Kebebasan berekspresi dan berpendapat dijamin dalam peraturan perundang-undangan dan harus dilindungi oleh negara. Namun, regulasi media sosial telah menimbulkan tantangan dalam mempertahankan kebebasan berpendapat. Contoh-contoh penegakan hukum yang selektif dan ambiguitas dalam kerangka kerja regulasi telah menyoroti permasalahan ini. 

Iklan
Scroll Untuk Melanjutkan

Regulasi media sosial harus mempertahankan kebebasan berpendapat sementara juga melindungi individu dari perlindungan diri. Dalam hal ini, peran negara dalam menjaga keseimbangan antara kebebasan berpendapat dan perlindungan diri sangat penting. Negara harus memastikan bahwa regulasi media sosial tidak membungkam perbedaan pendapat dan menghambat keragaman suara yang penting bagi wacana demokrasi yang dinamis. 

Regulasi media sosial di Indonesia mempengaruhi kebebasan berekspresi dengan cara yang kompleks dan ambiguitas. Pada satu sisi, regulasi harus mempertahankan kebebasan berpendapat dan berekspresi tanpa melanggar hak warga negara lainnya. Pada sisi lain, regulasi harus melindungi individu dari perlindungan diri dan menghambat keragaman suara yang penting bagi wacana demokrasi yang dinamis.

Regulasi media sosial di Indonesia telah menimbulkan tantangan dalam mempertahankan kebebasan berpendapat. Contoh-contoh penegakan hukum yang selektif dan ambiguitas dalam kerangka kerja regulasi telah menyoroti permasalahan ini. Misalnya, UU No. 9 Tahun 1998 tentang kemerdekaan menyampaikan pendapat di muka umum dan UU No. 19 Tahun 2016 tentang perubahan atas UU No. 11 Tahun 2008 tentang informasi telah dianggap sebagai peraturan yang mempertahankan kebebasan berpendapat dan berekspresi. 

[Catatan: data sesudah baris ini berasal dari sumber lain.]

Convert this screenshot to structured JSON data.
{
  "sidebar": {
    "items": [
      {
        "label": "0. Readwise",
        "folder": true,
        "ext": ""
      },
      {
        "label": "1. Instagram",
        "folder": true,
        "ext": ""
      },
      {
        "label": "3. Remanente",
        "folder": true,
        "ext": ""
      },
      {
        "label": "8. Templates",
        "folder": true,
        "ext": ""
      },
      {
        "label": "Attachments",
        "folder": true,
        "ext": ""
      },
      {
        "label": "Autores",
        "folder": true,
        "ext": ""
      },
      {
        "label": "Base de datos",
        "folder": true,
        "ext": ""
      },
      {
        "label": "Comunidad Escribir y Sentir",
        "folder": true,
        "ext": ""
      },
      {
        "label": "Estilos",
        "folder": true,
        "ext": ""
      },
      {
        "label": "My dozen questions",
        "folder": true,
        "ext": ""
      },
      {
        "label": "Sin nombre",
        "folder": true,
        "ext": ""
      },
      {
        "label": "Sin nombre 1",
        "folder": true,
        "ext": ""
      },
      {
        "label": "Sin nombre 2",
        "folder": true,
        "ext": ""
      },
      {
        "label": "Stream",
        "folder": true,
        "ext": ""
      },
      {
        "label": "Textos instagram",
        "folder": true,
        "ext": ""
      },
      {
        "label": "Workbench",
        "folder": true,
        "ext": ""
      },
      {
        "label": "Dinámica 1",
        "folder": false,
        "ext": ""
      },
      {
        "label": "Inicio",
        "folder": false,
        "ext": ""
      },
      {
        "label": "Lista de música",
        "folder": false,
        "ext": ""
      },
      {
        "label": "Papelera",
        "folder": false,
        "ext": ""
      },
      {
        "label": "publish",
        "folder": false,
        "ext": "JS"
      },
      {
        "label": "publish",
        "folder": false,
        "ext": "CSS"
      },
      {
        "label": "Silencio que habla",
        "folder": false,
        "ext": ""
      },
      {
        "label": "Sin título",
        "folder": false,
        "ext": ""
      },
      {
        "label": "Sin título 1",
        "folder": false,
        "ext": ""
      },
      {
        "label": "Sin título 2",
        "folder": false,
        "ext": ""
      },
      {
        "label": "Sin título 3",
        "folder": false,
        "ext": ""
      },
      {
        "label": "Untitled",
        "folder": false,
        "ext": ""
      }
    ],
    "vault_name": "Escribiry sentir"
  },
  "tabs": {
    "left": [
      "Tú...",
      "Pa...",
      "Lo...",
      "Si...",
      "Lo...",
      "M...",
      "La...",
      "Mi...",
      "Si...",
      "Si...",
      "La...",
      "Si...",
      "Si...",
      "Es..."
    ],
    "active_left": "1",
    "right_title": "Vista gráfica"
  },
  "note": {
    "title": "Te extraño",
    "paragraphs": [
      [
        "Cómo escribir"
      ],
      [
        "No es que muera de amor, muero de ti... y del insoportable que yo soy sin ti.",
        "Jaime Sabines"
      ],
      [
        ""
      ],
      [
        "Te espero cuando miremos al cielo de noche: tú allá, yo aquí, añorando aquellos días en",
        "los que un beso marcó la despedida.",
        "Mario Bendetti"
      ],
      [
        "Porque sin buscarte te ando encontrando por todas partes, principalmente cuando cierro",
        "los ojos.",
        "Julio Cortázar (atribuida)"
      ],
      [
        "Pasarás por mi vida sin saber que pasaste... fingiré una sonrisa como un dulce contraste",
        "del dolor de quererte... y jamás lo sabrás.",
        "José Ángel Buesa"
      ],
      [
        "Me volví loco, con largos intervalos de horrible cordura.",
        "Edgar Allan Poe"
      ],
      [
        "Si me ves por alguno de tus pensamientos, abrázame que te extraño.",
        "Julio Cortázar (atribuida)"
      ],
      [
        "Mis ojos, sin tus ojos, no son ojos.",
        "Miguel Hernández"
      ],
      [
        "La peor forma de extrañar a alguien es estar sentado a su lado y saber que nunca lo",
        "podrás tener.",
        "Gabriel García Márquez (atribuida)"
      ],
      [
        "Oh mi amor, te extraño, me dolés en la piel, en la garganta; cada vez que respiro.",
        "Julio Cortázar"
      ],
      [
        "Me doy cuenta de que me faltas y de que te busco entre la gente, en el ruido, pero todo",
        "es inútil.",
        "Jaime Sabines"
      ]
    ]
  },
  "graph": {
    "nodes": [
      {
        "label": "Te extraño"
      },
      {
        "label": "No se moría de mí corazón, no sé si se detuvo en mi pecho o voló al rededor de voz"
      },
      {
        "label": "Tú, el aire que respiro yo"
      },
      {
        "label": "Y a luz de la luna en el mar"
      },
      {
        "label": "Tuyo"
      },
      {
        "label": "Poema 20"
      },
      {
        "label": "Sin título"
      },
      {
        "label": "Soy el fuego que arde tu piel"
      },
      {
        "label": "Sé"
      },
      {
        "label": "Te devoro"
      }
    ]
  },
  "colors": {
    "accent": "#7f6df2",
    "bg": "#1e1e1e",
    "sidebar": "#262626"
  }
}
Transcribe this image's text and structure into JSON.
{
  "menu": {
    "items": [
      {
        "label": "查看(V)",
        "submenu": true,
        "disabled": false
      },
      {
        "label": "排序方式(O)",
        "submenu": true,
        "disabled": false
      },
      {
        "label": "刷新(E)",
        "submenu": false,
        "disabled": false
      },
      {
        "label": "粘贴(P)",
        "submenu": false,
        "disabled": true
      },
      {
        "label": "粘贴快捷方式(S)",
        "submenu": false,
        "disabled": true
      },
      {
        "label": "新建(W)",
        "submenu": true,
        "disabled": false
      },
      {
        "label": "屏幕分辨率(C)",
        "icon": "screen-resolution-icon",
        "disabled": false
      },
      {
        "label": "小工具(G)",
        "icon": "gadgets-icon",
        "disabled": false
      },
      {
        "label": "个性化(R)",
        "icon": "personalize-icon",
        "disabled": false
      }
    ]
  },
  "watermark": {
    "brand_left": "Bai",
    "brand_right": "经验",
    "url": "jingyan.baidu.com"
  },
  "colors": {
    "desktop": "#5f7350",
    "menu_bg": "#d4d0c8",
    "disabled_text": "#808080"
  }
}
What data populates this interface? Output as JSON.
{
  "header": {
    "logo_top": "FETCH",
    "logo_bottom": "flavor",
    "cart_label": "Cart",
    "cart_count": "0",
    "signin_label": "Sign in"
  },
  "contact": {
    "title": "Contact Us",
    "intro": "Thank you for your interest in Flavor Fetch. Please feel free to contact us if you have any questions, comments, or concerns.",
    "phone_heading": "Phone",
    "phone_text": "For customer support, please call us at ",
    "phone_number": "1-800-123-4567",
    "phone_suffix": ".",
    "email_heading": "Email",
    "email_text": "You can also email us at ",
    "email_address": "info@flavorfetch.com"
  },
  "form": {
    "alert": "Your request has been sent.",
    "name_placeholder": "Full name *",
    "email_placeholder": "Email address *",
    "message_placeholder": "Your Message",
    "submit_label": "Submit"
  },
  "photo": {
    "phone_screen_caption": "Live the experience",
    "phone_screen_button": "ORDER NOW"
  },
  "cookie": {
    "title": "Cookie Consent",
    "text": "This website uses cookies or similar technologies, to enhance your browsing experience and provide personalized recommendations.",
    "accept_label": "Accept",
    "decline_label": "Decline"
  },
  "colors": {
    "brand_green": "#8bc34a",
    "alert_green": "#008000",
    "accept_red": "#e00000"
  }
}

Namun, regulasi yang terlalu berlebihan dapat mengakibatkan sensor berlebihan dan menghambat keragaman suara yang penting bagi wacana demokrasi yang dinamis. Oleh karena itu, regulasi harus mempertahankan kebebasan berpendapat sementara juga melindungi individu dari perlindungan diri. Negara harus memastikan bahwa regulasi media sosial tidak membungkam perbedaan pendapat dan menghambat keragaman suara yang penting bagi wacana demokrasi yang dinamis. 

Dalam pelatihan hak atas kebebasan berpendapat dan berekspresi, fasilitator harus mengkaitkan penjelasannya dengan sesi-sesi yang telah disampaikan sebelumnya, terutama terkait kewajiban negara terhadap hak asasi manusia dan hak yang dapat dibatasi. Pelatihan ini membantu individu memahami pentingnya kebebasan berpendapat dan berekspresi dalam masyarakat.

Kebebasan berekspresi dan berpendapat juga relevan dengan fungsi pers yang bebas. Informasi dari pers yang bebas akan menjadi nutrisi bagi kesehatan masyarakat dan harus menjadi acuan dalam proses penegakan hukum. 

Pada era 4.0, masyarakat internet atau netizen telah menjadi bagian penting dalam komunikasi antar masyarakat. Kemudahan akses informasi telah menjadikan masyarakat untuk mengeluarkan opini dan pendapat serta informasi personalnya kepada masyarakat lain dan dapat menanggapi pula konten dari netizen lainnya, fenomena ini disebut dengan budaya partisipasi.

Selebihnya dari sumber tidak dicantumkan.